# Gulp 3" Minnow, Pumpkinseed



## Sir Bob (Jan 29, 2007)

I know this is a favorite soft plastic for most. As I have not used it much I was wondering what species will go for it. I know flatties will go them but what else have you guys caught on them? 
Thanks
Damien


----------



## FishinDan (Jul 3, 2006)

Others = Grassy Sweetlip, Squire, Bream, Tailor, Pike, Tarpon, Whiting, GT, Grinner, Assorted "rubbish" fish.

They are a top plastic.


----------



## Sir Bob (Jan 29, 2007)

thought it might have been a little more versatile than that :lol:


----------



## Biggera Yakker (Jan 25, 2007)

Try for anything!!!


----------



## sam60 (Aug 30, 2005)

Salmon dont mind them and trevally and Wrasse and goatfish.


----------



## Jamie Robley (Mar 24, 2007)

jt


----------



## DiveYak (Feb 5, 2007)

Speaking to the bloke at my tackle shop yesterday and he said that they sell more of that specific SP than any other :shock:


----------



## Bart70 (Jan 28, 2007)

These are my 'primary' soft plastic - I use 3 packets of these to every 1 of anything else.

Species I have caught - Flatties, Whiting, Salmon, Tailor, Rock Cod, Sgt Baker, Snapper, Crimson Wrasse, Maori Wrasse, Leatherjacket, Shovel-Nose shark, Banjo Shark, Stingrays, Sole, Pike.

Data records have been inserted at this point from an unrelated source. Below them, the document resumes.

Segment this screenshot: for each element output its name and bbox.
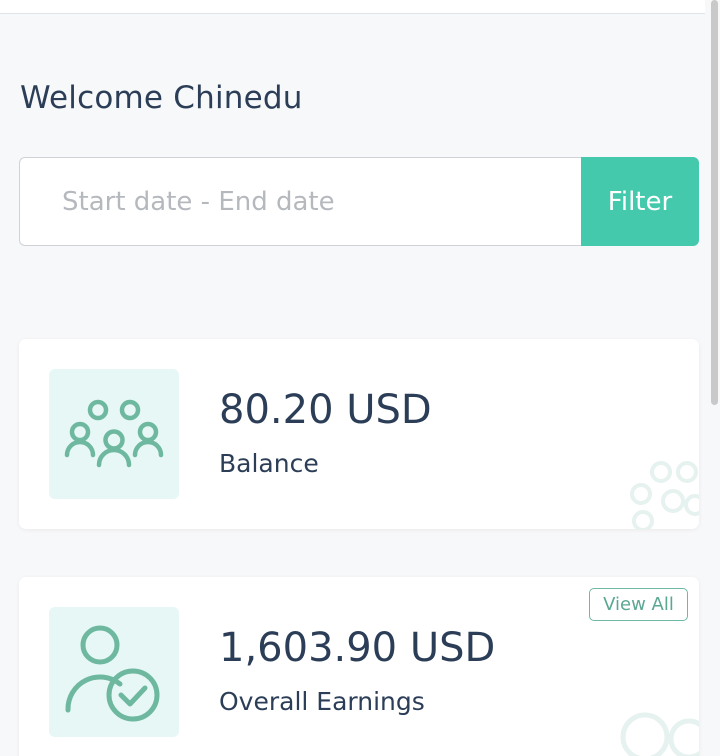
filter-button[interactable]: Filter (581, 157, 699, 246)
balance-icon-tile (49, 369, 179, 499)
balance-card: 80.20 USD Balance (19, 339, 699, 529)
scrollbar-thumb[interactable] (711, 0, 718, 405)
view-all-button[interactable]: View All (589, 588, 688, 621)
users-group-icon (64, 399, 164, 468)
users-group-watermark-icon (630, 461, 699, 529)
page: Welcome Chinedu Filter 80.20 USD Bala (0, 0, 720, 756)
top-bar (0, 0, 705, 14)
scrollbar-track[interactable] (708, 0, 720, 756)
earnings-card: View All 1,603.90 USD Overall Earnings (19, 577, 699, 756)
balance-label: Balance (219, 449, 319, 478)
user-check-watermark-icon (620, 712, 699, 756)
balance-amount: 80.20 USD (219, 387, 432, 433)
date-range-input[interactable] (19, 157, 581, 246)
welcome-heading: Welcome Chinedu (20, 80, 303, 116)
earnings-icon-tile (49, 607, 179, 737)
earnings-amount: 1,603.90 USD (219, 625, 496, 671)
earnings-label: Overall Earnings (219, 687, 425, 716)
user-check-icon (65, 625, 160, 722)
date-filter-bar: Filter (19, 157, 699, 246)
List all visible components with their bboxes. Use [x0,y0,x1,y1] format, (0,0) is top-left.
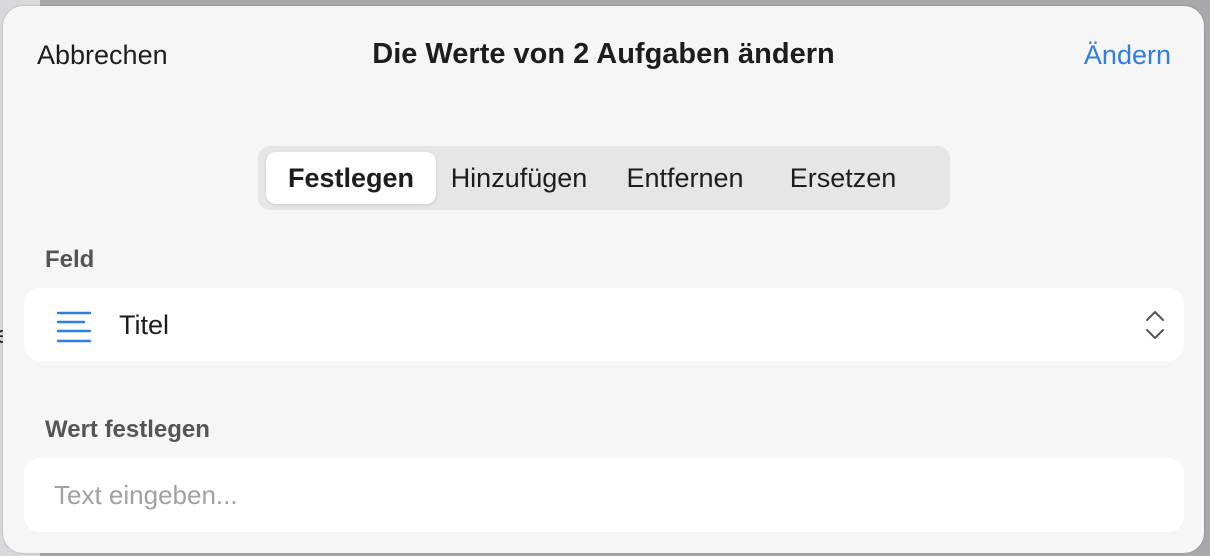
segment-set[interactable]: Festlegen [266,152,436,204]
mode-segmented-control: Festlegen Hinzufügen Entfernen Ersetzen [258,146,950,210]
change-values-sheet: Abbrechen Die Werte von 2 Aufgaben änder… [3,6,1204,553]
text-lines-icon [56,311,92,343]
apply-change-button[interactable]: Ändern [1084,40,1171,71]
field-picker-value: Titel [119,310,170,340]
field-section-label: Feld [45,246,95,273]
value-section-label: Wert festlegen [45,416,210,443]
sheet-title: Die Werte von 2 Aufgaben ändern [372,38,835,70]
segment-replace[interactable]: Ersetzen [768,152,918,204]
segment-add[interactable]: Hinzufügen [436,152,602,204]
field-picker[interactable]: Titel [24,288,1184,361]
value-text-input[interactable] [24,458,1184,532]
chevron-up-down-icon [1146,311,1164,339]
segment-remove[interactable]: Entfernen [602,152,768,204]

While may of these are considered nuisance fish - it does demonstate that these are a pretty versatile SP to have in ones tackle box. I would consider these to be my best 'flattie' SP by far - and often the same one will catch you up to 5 flatties before they are destroyed/mangled enough to require replacing.

Cheers,
Bart70


----------



## JD (Jul 2, 2006)

BCF have gulps on sale at the moment. I've got a BIG collection of plastics but I find I always take 1 or 2 packets of gulps, 'cause they work. I've always been a fan of Starlo's lures but I usually sprayed them with used some kind of scent. The gulps come all smelled up.


----------



## Sir Bob (Jan 29, 2007)

thanks for the replies guys, has any caught or know of someone who has caught Jacks on them?


----------